On binlerce kişinin katili terör örgütü başını “Siyasî lider” göstermek, “Sayın” diye selâmlamak, büyük suçları oluşturan eylemleri onun buyruğuna bırakmak, ondan yardım beklemek yanlışlıkları, ona sarılmakla, o olmasa kendilerinin de olmayacağını dolaylı biçimde açıklayan sözleriyle yoğunlaşmaktadır. “PKK bir özgürlük hareketi” demeye utanmıyorlar.
Kaç kez soruldu, yanıt veremiyorlar. PKK’nın olanakları nasıl sağlanıyor, askerî stratejileri kimler öğretiyor? Dışardaki belli koruyucuları ve destekçileriyle ilişkileri nasıl kurulup sürüyor? Ne için, kime karşı savaşıyorlar? Toprakları, malları mülkleri ellerinden mi alındı? Eşleri, çocukları mı kaçırıldı? Türkiye Cumhuriyeti yurttaşı olarak öbür yurttaşlardan ne ayrılıkları var? Neleri eksik? Neler esirgeniyor? Neleri yok? Nelerden dışlanıyorlar?
HDP’li kimi milletvekillerinin suç içeren konuşmaları Şırnak ve Yüksekova’dan başlayan “özerklik” kalkışmalarıyla örtüşmektedir. Bir kez daha anlaşılmaktadır ki istedikleri, özerklik, federasyon ve bağımsızlık ilânıyla, Türkiye’yi parçalamaktır. Ve kimbilir Batı ile birlikte ve onların kuklası olarak neler..
ÖNLEM?
Günümüz iktidarı yıllardır “Demokratik açılım-Çözüm süreci” savlarıyla ayrılıkçılara umut verdi. Öyle ki batıya geçmek için ölümü göze alan çoğu Müslüman Türkiye’yi kalınacak, yaşanacak yer bulmadığından Yunanistan’a ve İtalya’ya geçiyor. Suriyeliler zaten kentlerin yaşamını bozdu. İktidar eğitimde, adalette, devlet yaşamında gerekli önlemleri alacak, ekonominin sanayi ve tecim dallarındaki yerleriyle gerçekleri belirterek yalanları ortaya çıkaracak yerde kendi çıkarı için ortaya attığı değişik söylemleri şimdi sert uygulamalarla (ki bunlar da gecikti) tersine çeviriyor. Şimdi hükûmet oyunlarında.
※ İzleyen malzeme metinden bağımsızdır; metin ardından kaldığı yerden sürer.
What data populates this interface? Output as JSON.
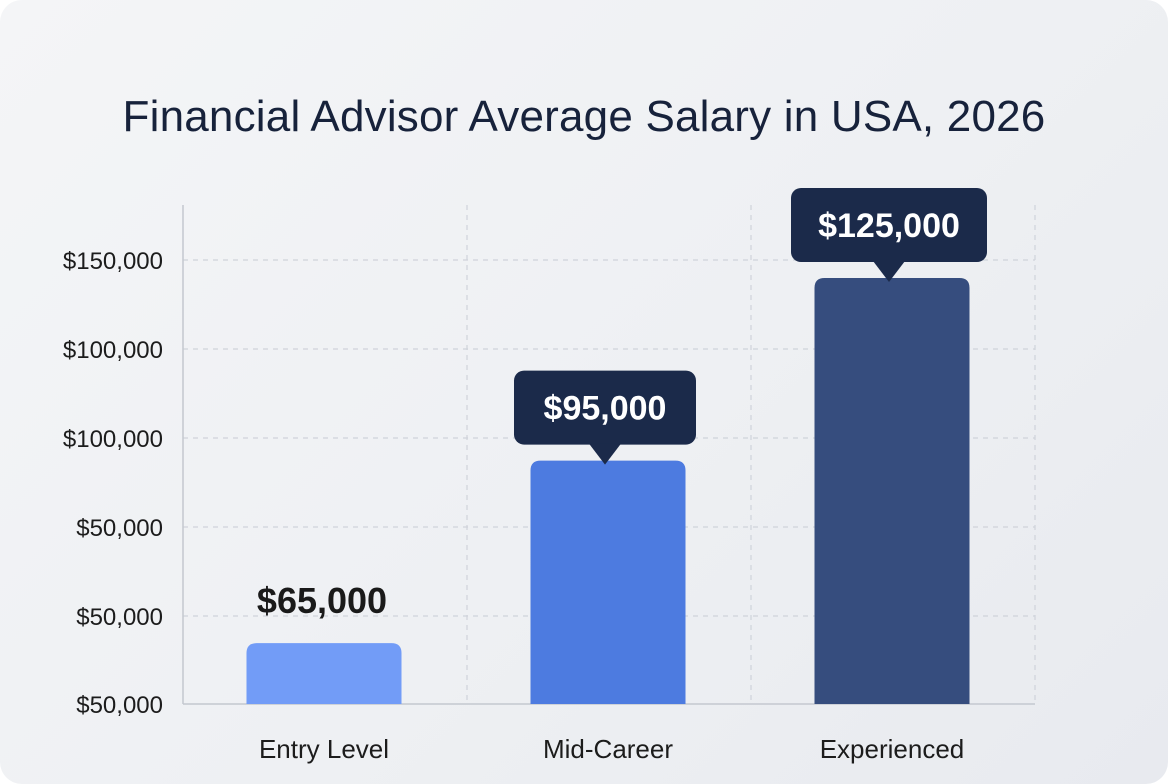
{
  "chart_data": {
    "type": "bar",
    "title": "Financial Advisor Average Salary in USA, 2026",
    "xlabel": "",
    "ylabel": "",
    "categories": [
      "Entry Level",
      "Mid-Career",
      "Experienced"
    ],
    "values": [
      65000,
      95000,
      125000
    ],
    "data_labels": [
      "$65,000",
      "$95,000",
      "$125,000"
    ],
    "y_tick_labels": [
      "$50,000",
      "$50,000",
      "$50,000",
      "$100,000",
      "$100,000",
      "$150,000"
    ],
    "grid": true,
    "legend": "none",
    "colors": [
      "#729cf7",
      "#4d7be0",
      "#364d7e"
    ],
    "label_bubble_color": "#1b2a4a"
  }
}
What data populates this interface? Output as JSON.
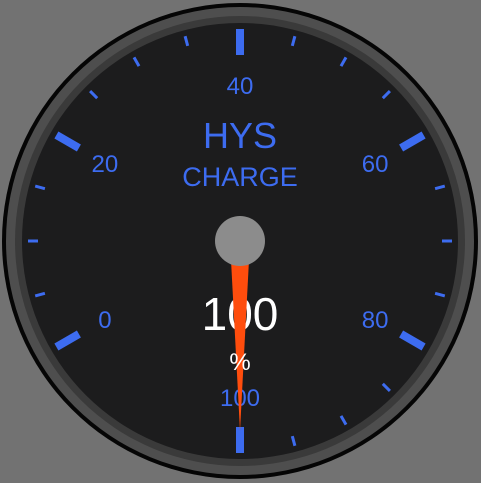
{
  "gauge": {
    "title": "HYS",
    "subtitle": "CHARGE",
    "value_text": "100",
    "unit": "%",
    "value": 100,
    "min": 0,
    "max": 100,
    "tick_labels": [
      "0",
      "20",
      "40",
      "60",
      "80",
      "100"
    ],
    "colors": {
      "background": "#727272",
      "face": "#1c1c1d",
      "bezel": "#4d4d4d",
      "accent": "#3d6cf0",
      "needle": "#ff4d0d",
      "hub": "#8c8c8c",
      "value_text": "#ffffff"
    }
  }
}
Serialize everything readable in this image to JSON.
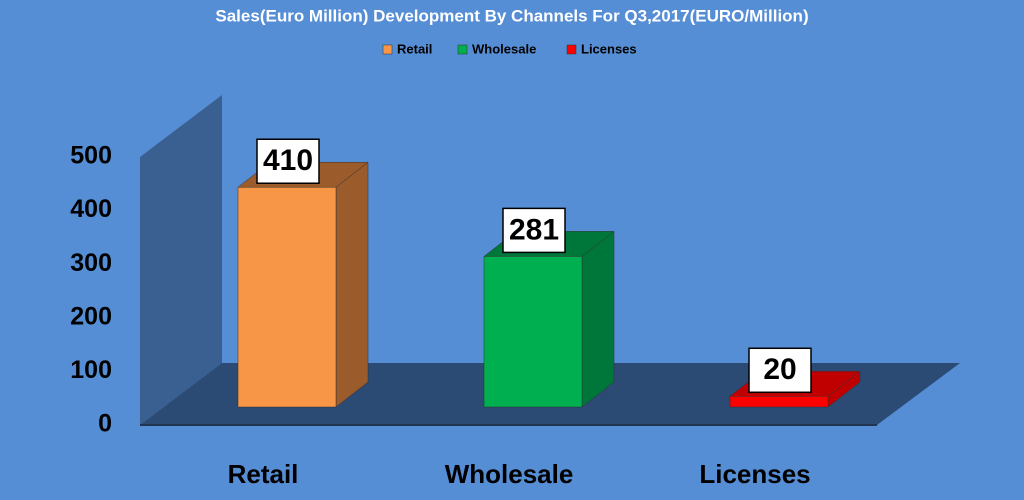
{
  "chart_data": {
    "type": "bar3d",
    "title": "Sales(Euro Million) Development By Channels For Q3,2017(EURO/Million)",
    "categories": [
      "Retail",
      "Wholesale",
      "Licenses"
    ],
    "values": [
      410,
      281,
      20
    ],
    "colors": [
      "#f79646",
      "#00b050",
      "#ff0000"
    ],
    "side_colors": [
      "#9c5b2a",
      "#00773a",
      "#c00000"
    ],
    "ylim": [
      0,
      500
    ],
    "yticks": [
      0,
      100,
      200,
      300,
      400,
      500
    ],
    "legend": "top"
  }
}
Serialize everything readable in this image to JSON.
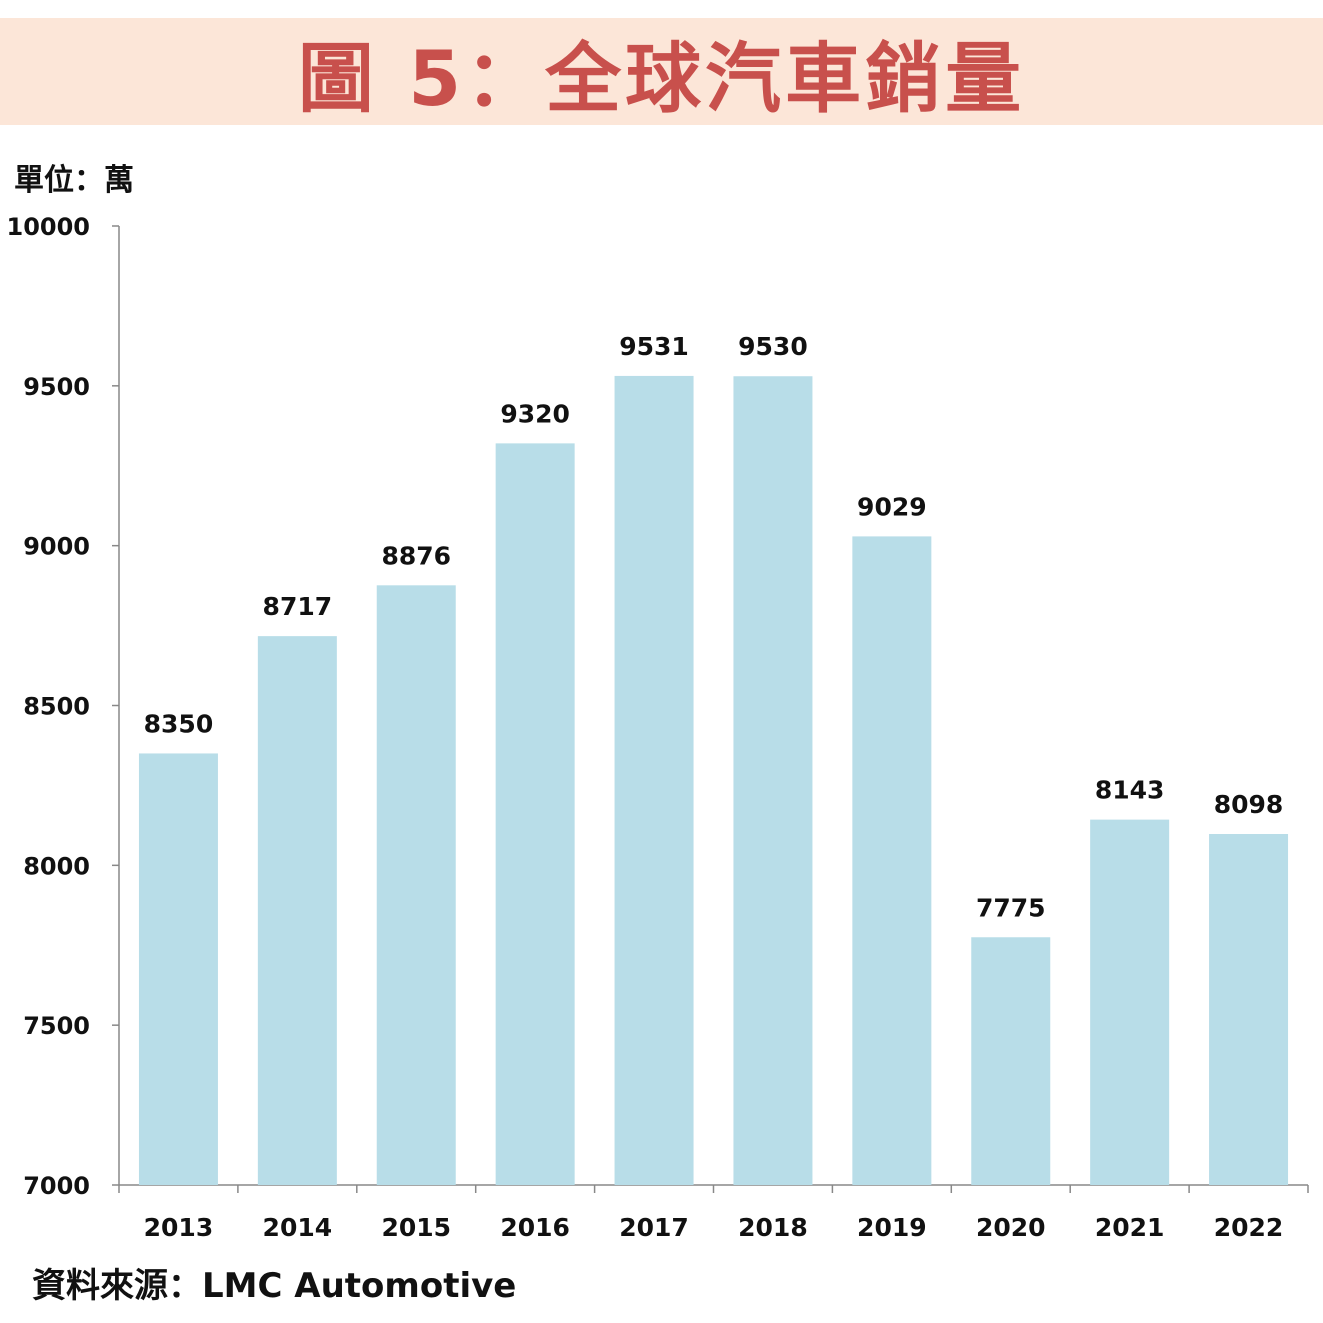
{
  "title": "圖 5：全球汽車銷量",
  "unit_label": "單位：萬",
  "source_label": "資料來源：LMC Automotive",
  "colors": {
    "title_band": "#fce6d8",
    "title_text": "#c8504c",
    "bar": "#b8dde8"
  },
  "chart_data": {
    "type": "bar",
    "categories": [
      "2013",
      "2014",
      "2015",
      "2016",
      "2017",
      "2018",
      "2019",
      "2020",
      "2021",
      "2022"
    ],
    "values": [
      8350,
      8717,
      8876,
      9320,
      9531,
      9530,
      9029,
      7775,
      8143,
      8098
    ],
    "ylim": [
      7000,
      10000
    ],
    "yticks": [
      7000,
      7500,
      8000,
      8500,
      9000,
      9500,
      10000
    ],
    "grid": false,
    "data_labels": true
  }
}
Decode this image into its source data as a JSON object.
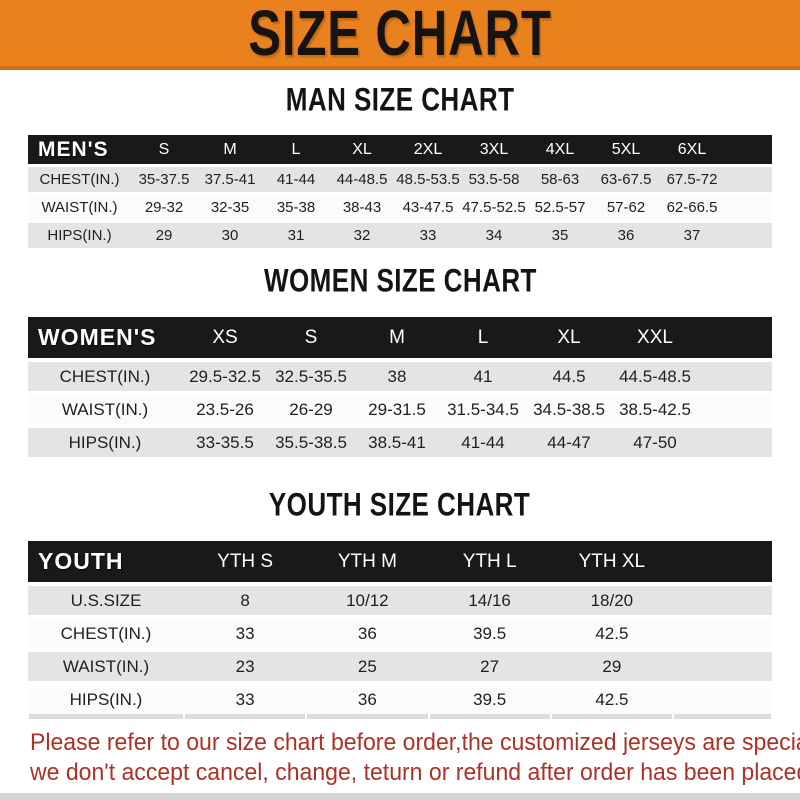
{
  "banner": {
    "title": "SIZE CHART"
  },
  "colors": {
    "banner_orange": "#e8811e",
    "banner_orange_edge": "#cf6d15",
    "header_black": "#191919",
    "row_gray": "#e4e4e4",
    "note_red": "#ab3226"
  },
  "sections": [
    {
      "heading": "MAN SIZE CHART",
      "table": {
        "header_label": "MEN'S",
        "columns": [
          "S",
          "M",
          "L",
          "XL",
          "2XL",
          "3XL",
          "4XL",
          "5XL",
          "6XL"
        ],
        "rows": [
          {
            "label": "CHEST(IN.)",
            "values": [
              "35-37.5",
              "37.5-41",
              "41-44",
              "44-48.5",
              "48.5-53.5",
              "53.5-58",
              "58-63",
              "63-67.5",
              "67.5-72"
            ]
          },
          {
            "label": "WAIST(IN.)",
            "values": [
              "29-32",
              "32-35",
              "35-38",
              "38-43",
              "43-47.5",
              "47.5-52.5",
              "52.5-57",
              "57-62",
              "62-66.5"
            ]
          },
          {
            "label": "HIPS(IN.)",
            "values": [
              "29",
              "30",
              "31",
              "32",
              "33",
              "34",
              "35",
              "36",
              "37"
            ]
          }
        ]
      }
    },
    {
      "heading": "WOMEN SIZE CHART",
      "table": {
        "header_label": "WOMEN'S",
        "columns": [
          "XS",
          "S",
          "M",
          "L",
          "XL",
          "XXL"
        ],
        "rows": [
          {
            "label": "CHEST(IN.)",
            "values": [
              "29.5-32.5",
              "32.5-35.5",
              "38",
              "41",
              "44.5",
              "44.5-48.5"
            ]
          },
          {
            "label": "WAIST(IN.)",
            "values": [
              "23.5-26",
              "26-29",
              "29-31.5",
              "31.5-34.5",
              "34.5-38.5",
              "38.5-42.5"
            ]
          },
          {
            "label": "HIPS(IN.)",
            "values": [
              "33-35.5",
              "35.5-38.5",
              "38.5-41",
              "41-44",
              "44-47",
              "47-50"
            ]
          }
        ]
      }
    },
    {
      "heading": "YOUTH SIZE CHART",
      "table": {
        "header_label": "YOUTH",
        "columns": [
          "YTH S",
          "YTH M",
          "YTH L",
          "YTH XL"
        ],
        "rows": [
          {
            "label": "U.S.SIZE",
            "values": [
              "8",
              "10/12",
              "14/16",
              "18/20"
            ]
          },
          {
            "label": "CHEST(IN.)",
            "values": [
              "33",
              "36",
              "39.5",
              "42.5"
            ]
          },
          {
            "label": "WAIST(IN.)",
            "values": [
              "23",
              "25",
              "27",
              "29"
            ]
          },
          {
            "label": "HIPS(IN.)",
            "values": [
              "33",
              "36",
              "39.5",
              "42.5"
            ]
          }
        ]
      }
    }
  ],
  "footer": {
    "line1": "Please refer to our size chart before order,the customized jerseys are special products,",
    "line2": "we don't accept cancel, change, teturn or refund after order has been placed!"
  }
}
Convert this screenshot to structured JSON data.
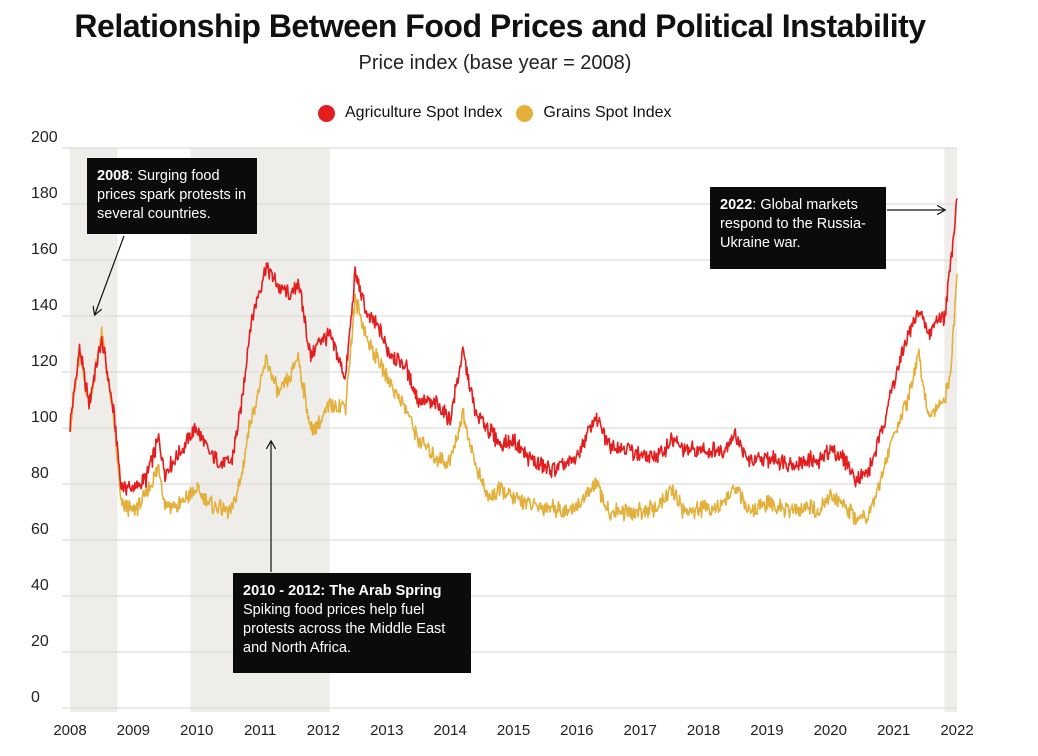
{
  "chart_data": {
    "type": "line",
    "title": "Relationship Between Food Prices and Political Instability",
    "subtitle": "Price index (base year = 2008)",
    "ylim": [
      0,
      200
    ],
    "y_ticks": [
      "0",
      "20",
      "40",
      "60",
      "80",
      "100",
      "120",
      "140",
      "160",
      "180",
      "200"
    ],
    "x_ticks": [
      "2008",
      "2009",
      "2010",
      "2011",
      "2012",
      "2013",
      "2014",
      "2015",
      "2016",
      "2017",
      "2018",
      "2019",
      "2020",
      "2021",
      "2022"
    ],
    "grid": true,
    "legend_position": "top-center",
    "shaded_periods": [
      {
        "from": 2008.0,
        "to": 2008.75
      },
      {
        "from": 2009.9,
        "to": 2012.1
      },
      {
        "from": 2021.8,
        "to": 2022.0
      }
    ],
    "series": [
      {
        "name": "Agriculture Spot Index",
        "color": "#e41e1e",
        "points": [
          [
            2008.0,
            101
          ],
          [
            2008.15,
            128
          ],
          [
            2008.3,
            109
          ],
          [
            2008.5,
            132
          ],
          [
            2008.7,
            104
          ],
          [
            2008.8,
            80
          ],
          [
            2009.0,
            78
          ],
          [
            2009.2,
            82
          ],
          [
            2009.4,
            96
          ],
          [
            2009.5,
            84
          ],
          [
            2009.7,
            90
          ],
          [
            2009.9,
            97
          ],
          [
            2010.0,
            100
          ],
          [
            2010.2,
            91
          ],
          [
            2010.4,
            87
          ],
          [
            2010.55,
            88
          ],
          [
            2010.7,
            107
          ],
          [
            2010.85,
            137
          ],
          [
            2011.0,
            150
          ],
          [
            2011.1,
            158
          ],
          [
            2011.3,
            150
          ],
          [
            2011.5,
            147
          ],
          [
            2011.6,
            153
          ],
          [
            2011.8,
            125
          ],
          [
            2011.95,
            132
          ],
          [
            2012.1,
            133
          ],
          [
            2012.35,
            118
          ],
          [
            2012.5,
            155
          ],
          [
            2012.7,
            140
          ],
          [
            2012.9,
            135
          ],
          [
            2013.0,
            128
          ],
          [
            2013.3,
            122
          ],
          [
            2013.5,
            110
          ],
          [
            2013.8,
            108
          ],
          [
            2014.0,
            103
          ],
          [
            2014.2,
            127
          ],
          [
            2014.4,
            105
          ],
          [
            2014.6,
            100
          ],
          [
            2014.8,
            94
          ],
          [
            2015.0,
            95
          ],
          [
            2015.3,
            88
          ],
          [
            2015.6,
            85
          ],
          [
            2015.85,
            87
          ],
          [
            2016.0,
            90
          ],
          [
            2016.3,
            104
          ],
          [
            2016.5,
            94
          ],
          [
            2016.8,
            93
          ],
          [
            2017.0,
            90
          ],
          [
            2017.3,
            90
          ],
          [
            2017.5,
            96
          ],
          [
            2017.7,
            92
          ],
          [
            2018.0,
            92
          ],
          [
            2018.3,
            92
          ],
          [
            2018.5,
            98
          ],
          [
            2018.7,
            88
          ],
          [
            2019.0,
            89
          ],
          [
            2019.3,
            88
          ],
          [
            2019.5,
            87
          ],
          [
            2019.7,
            89
          ],
          [
            2019.8,
            87
          ],
          [
            2020.0,
            93
          ],
          [
            2020.25,
            88
          ],
          [
            2020.4,
            82
          ],
          [
            2020.6,
            84
          ],
          [
            2020.8,
            98
          ],
          [
            2021.0,
            116
          ],
          [
            2021.2,
            131
          ],
          [
            2021.4,
            142
          ],
          [
            2021.55,
            133
          ],
          [
            2021.7,
            140
          ],
          [
            2021.8,
            139
          ],
          [
            2021.9,
            158
          ],
          [
            2022.0,
            182
          ]
        ]
      },
      {
        "name": "Grains Spot Index",
        "color": "#e3b03c",
        "points": [
          [
            2008.0,
            100
          ],
          [
            2008.15,
            126
          ],
          [
            2008.3,
            108
          ],
          [
            2008.5,
            134
          ],
          [
            2008.7,
            101
          ],
          [
            2008.8,
            74
          ],
          [
            2009.0,
            70
          ],
          [
            2009.2,
            76
          ],
          [
            2009.4,
            86
          ],
          [
            2009.5,
            73
          ],
          [
            2009.7,
            72
          ],
          [
            2009.9,
            76
          ],
          [
            2010.0,
            78
          ],
          [
            2010.2,
            73
          ],
          [
            2010.4,
            71
          ],
          [
            2010.55,
            70
          ],
          [
            2010.7,
            82
          ],
          [
            2010.85,
            103
          ],
          [
            2011.0,
            115
          ],
          [
            2011.1,
            124
          ],
          [
            2011.3,
            112
          ],
          [
            2011.5,
            119
          ],
          [
            2011.6,
            126
          ],
          [
            2011.8,
            99
          ],
          [
            2011.95,
            102
          ],
          [
            2012.1,
            108
          ],
          [
            2012.35,
            108
          ],
          [
            2012.5,
            146
          ],
          [
            2012.7,
            131
          ],
          [
            2012.9,
            123
          ],
          [
            2013.0,
            118
          ],
          [
            2013.3,
            107
          ],
          [
            2013.5,
            96
          ],
          [
            2013.8,
            89
          ],
          [
            2014.0,
            88
          ],
          [
            2014.2,
            105
          ],
          [
            2014.4,
            87
          ],
          [
            2014.6,
            75
          ],
          [
            2014.8,
            78
          ],
          [
            2015.0,
            75
          ],
          [
            2015.3,
            72
          ],
          [
            2015.6,
            72
          ],
          [
            2015.85,
            70
          ],
          [
            2016.0,
            72
          ],
          [
            2016.3,
            80
          ],
          [
            2016.5,
            70
          ],
          [
            2016.8,
            70
          ],
          [
            2017.0,
            70
          ],
          [
            2017.3,
            72
          ],
          [
            2017.5,
            78
          ],
          [
            2017.7,
            70
          ],
          [
            2018.0,
            71
          ],
          [
            2018.3,
            72
          ],
          [
            2018.5,
            79
          ],
          [
            2018.7,
            70
          ],
          [
            2019.0,
            73
          ],
          [
            2019.3,
            71
          ],
          [
            2019.5,
            70
          ],
          [
            2019.7,
            72
          ],
          [
            2019.8,
            70
          ],
          [
            2020.0,
            75
          ],
          [
            2020.25,
            72
          ],
          [
            2020.4,
            68
          ],
          [
            2020.6,
            69
          ],
          [
            2020.8,
            82
          ],
          [
            2021.0,
            98
          ],
          [
            2021.2,
            108
          ],
          [
            2021.4,
            126
          ],
          [
            2021.55,
            104
          ],
          [
            2021.7,
            109
          ],
          [
            2021.8,
            110
          ],
          [
            2021.9,
            120
          ],
          [
            2022.0,
            155
          ]
        ]
      }
    ],
    "annotations": [
      {
        "heading": "2008",
        "text": ": Surging food prices spark protests in several countries."
      },
      {
        "heading": "2022",
        "text": ": Global markets respond to the Russia-Ukraine war."
      },
      {
        "heading": "2010 - 2012: The Arab Spring",
        "text": "Spiking food prices help fuel protests across the Middle East and North Africa."
      }
    ]
  }
}
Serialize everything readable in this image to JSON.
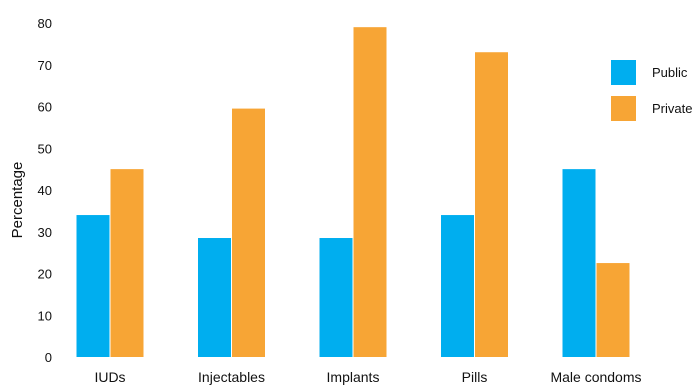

Güney sınırlarımızdaki gevşeklikler ve boşluklarla İŞID’e katılanları önlemekte zayıf kalan iktidar, Kandil’deki terör ocağını önlememek ve yok etmemekle (siyasal yollar ve yöntemler öncelikli, gereken asker gücüyle) başarısızdır.
Günümüz iktidarı, muhalefet partilerinin de Bakanlar Kurulu’nda yer alacağı hükûmeti değil, kendi hükûmetlerini isteyip böylece seçime gitmeyi düşündü. Hiçbir gün koalisyonun gerçekleşmesinden yana olmadı. Kesinkes etkisinde ve buyruğunda oldukları günümüz cumhurbaşkanı bu durumu haziran seçimlerinden önce yaptığı saray toplantılarını yineleyerek muhtarlara yaptığı konuşmada anlattığı gibi sürekli dayattı, açıkladı. Koalisyon bir anlayış, nitelik, siyasal bilinç ve düzey işidir. AKP’nin bunu kotarması kolay değildir. Davutoğlu görevi bırakmak aşamasına geldi.
GERÇEK
Dinciliği, İslâmcılığı bayrak edinmiş bir yapının demokratik değerler ve ilkelerle uyumu aldatmacadır. “Tek sorunumuz islâmdır” sözüyle İslâmiyete aykırılıklarla uğraşı değil, daha çok dinciliği, şeriatçılığı gündeme getiren birinin güdümünde başka bir şey olmaz. Gerçekdışı suçlamalarla yargılanıp aklanan subaylar emekli olmak zorunda bırakılıyor, yargı kararları dinlenmiyor, gerçekleri açıklamaktan korkulanlar kaçırılarak kabadayılık taşlanıyor, düzenlemeciler, kumpasçılar ortaya çıkarılsın istenmiyor. Kanımızca, Zekeriya ÖZ kaçırtıldı. Önceki dostlarının sonra düşman olmasıyla açılan yargı yolunda AKP’lilerin ipliğini pazara çıkaracak açıklamalarından çekinildiği için. Aslında yapılması gereken, ÖZ’ün istediği tutuklama kararlarını veren, yargılama aşamasında kanıtlara ilişkin itiraz ve yakınmaları gözetmeyen, ceza kararı alan, bunları onaylayanlarla yargıçları değiştirenlerin, kumpasları sürdürenlerin yargılanmasıdır.